The first season of Mindhunter debuted in October 2017, and Netflix released the second season on 16 August 2019 but has yet to approve a third season.

BoJack Horseman

Don’t let the fact that BoJack Horseman is an animation based in a world where humans and anthropomorphic animals coexist stop you from all the depth this show has to offer. In fact, what makes BoJack so compelling is the award-winning show’s ability to tread the tightrope between whimsy and devastating gravity.

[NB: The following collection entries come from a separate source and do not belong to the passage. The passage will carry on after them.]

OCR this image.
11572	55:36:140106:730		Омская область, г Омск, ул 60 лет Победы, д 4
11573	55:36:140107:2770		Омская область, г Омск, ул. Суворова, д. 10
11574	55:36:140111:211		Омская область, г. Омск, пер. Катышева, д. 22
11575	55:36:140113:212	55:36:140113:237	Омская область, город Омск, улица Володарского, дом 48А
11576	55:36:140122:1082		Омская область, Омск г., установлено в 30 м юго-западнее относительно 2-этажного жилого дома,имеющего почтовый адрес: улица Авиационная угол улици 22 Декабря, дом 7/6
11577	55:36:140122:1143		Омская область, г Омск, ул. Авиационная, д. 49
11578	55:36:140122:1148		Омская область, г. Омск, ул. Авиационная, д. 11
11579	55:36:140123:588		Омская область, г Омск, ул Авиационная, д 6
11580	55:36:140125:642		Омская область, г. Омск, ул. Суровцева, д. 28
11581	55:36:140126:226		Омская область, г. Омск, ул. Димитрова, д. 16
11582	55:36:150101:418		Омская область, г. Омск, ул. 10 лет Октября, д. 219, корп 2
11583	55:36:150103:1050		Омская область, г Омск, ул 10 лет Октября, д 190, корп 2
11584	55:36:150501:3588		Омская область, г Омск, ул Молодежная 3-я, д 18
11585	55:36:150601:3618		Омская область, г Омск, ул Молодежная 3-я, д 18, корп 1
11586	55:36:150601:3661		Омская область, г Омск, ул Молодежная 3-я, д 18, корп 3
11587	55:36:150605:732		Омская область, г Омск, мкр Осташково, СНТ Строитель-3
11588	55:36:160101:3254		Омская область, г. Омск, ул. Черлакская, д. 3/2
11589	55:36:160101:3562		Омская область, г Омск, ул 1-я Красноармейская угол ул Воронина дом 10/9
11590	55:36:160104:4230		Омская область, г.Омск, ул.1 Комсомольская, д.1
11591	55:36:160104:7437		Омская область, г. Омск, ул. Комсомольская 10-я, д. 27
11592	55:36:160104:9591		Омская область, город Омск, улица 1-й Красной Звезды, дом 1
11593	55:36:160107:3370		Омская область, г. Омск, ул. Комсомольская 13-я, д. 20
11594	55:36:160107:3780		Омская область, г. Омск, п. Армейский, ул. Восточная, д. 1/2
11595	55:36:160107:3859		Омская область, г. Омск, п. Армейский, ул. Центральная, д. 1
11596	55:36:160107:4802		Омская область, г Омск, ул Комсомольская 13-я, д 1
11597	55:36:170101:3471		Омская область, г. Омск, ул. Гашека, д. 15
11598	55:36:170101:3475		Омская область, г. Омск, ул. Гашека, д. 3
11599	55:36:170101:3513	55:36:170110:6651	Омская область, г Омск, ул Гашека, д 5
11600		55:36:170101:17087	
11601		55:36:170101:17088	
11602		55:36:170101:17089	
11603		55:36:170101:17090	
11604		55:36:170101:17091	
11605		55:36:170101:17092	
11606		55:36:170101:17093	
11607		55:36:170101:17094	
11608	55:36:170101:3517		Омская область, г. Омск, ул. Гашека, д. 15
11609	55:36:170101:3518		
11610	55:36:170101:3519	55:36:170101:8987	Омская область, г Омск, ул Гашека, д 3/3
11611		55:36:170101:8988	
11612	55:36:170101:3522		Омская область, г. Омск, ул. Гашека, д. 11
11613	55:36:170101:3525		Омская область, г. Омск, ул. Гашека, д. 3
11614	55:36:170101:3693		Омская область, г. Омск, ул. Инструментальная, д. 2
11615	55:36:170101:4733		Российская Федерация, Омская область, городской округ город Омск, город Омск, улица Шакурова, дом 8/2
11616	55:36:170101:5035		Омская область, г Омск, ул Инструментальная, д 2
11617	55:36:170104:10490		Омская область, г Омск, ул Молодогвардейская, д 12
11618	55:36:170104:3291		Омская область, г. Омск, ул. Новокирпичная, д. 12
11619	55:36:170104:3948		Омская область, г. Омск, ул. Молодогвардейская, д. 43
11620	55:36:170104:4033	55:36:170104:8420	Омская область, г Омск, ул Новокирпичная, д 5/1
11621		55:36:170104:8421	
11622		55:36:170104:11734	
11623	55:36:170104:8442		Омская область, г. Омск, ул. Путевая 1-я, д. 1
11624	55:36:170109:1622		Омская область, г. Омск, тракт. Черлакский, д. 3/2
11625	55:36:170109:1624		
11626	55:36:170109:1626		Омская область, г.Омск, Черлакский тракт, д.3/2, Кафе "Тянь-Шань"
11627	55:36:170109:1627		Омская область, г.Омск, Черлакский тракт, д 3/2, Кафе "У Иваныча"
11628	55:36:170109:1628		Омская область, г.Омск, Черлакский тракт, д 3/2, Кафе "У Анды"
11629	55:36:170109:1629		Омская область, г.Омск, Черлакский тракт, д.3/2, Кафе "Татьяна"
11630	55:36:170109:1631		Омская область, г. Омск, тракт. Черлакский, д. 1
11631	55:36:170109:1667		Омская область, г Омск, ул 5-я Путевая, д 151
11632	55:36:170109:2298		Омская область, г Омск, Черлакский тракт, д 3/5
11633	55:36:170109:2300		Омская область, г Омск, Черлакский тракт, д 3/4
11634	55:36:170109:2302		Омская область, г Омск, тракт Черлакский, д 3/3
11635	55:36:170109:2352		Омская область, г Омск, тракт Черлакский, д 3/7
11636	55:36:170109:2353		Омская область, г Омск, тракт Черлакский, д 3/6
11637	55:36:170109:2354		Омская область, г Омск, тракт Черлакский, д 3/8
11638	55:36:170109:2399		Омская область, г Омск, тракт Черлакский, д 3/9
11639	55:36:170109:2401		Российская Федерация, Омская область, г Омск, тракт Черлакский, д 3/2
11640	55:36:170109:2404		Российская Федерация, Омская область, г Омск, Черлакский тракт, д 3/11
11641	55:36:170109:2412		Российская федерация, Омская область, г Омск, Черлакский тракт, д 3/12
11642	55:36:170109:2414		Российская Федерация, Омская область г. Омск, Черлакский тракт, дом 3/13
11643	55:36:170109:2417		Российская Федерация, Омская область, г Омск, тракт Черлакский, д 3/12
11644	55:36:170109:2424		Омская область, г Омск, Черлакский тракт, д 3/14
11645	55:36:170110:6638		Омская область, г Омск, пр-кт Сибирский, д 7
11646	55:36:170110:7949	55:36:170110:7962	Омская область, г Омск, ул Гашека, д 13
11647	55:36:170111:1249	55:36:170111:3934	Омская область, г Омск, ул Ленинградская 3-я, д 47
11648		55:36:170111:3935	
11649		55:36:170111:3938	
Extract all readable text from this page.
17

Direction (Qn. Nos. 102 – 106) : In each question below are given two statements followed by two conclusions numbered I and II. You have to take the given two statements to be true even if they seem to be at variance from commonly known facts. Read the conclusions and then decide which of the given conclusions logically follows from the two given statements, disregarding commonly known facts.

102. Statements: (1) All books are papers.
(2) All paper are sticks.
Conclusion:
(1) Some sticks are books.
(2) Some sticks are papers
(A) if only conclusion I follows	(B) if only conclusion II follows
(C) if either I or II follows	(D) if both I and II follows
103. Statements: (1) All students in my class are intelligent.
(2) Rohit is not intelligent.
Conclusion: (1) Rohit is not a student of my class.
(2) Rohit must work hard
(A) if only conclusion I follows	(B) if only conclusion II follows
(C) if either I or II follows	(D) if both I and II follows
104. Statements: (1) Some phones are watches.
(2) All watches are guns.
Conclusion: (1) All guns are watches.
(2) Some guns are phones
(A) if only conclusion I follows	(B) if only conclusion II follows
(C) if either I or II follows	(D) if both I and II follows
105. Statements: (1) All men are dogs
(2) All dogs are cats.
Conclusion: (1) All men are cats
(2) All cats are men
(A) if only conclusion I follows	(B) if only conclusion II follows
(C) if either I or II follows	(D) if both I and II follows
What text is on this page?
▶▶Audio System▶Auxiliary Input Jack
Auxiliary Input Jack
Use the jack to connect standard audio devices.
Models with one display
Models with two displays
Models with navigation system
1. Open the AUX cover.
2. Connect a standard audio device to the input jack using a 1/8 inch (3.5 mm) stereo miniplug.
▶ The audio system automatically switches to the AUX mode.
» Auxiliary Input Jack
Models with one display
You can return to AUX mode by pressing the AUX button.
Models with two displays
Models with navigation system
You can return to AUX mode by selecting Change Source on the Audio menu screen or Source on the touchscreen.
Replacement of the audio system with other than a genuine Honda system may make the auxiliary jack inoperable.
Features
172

Based mainly in Hollywood, Los Angeles (later known as “Hollywoo” after the “D” in the Hollywood Sign is stolen in the name of love), the series explores deeply existential questions while addressing important social issues. Issues including addiction, depression, childhood trauma, racism, and sexism are all explored with hilarious and ruthless honesty. The sixth and final season begins with BoJack voluntarily checking into rehab, still haunted by his role in Sarah Lynn’s drug-related death, and poses the question: Now that BoJack genuinely desires to break his self-destructive cycle, will he really, actually, finally turn his life around? Can he?

After the first episode, the season’s scope naturally expands to push happy ending hopes for prominent characters Diane Nguyen, Mr Peanutbutter, Princess Carolyn, and Todd Chavez as well.

This final season is slated for release as two parts: Part I premiered 25 October2019, while Part 2 is set to premiere 31 January 2020. 

Good television is like any other art form—complex, nuanced, and reflective of the human experience. Netflix has done an incredible job pushing out creative, original shows, and the four listed above are just some highlights among an amazing roster.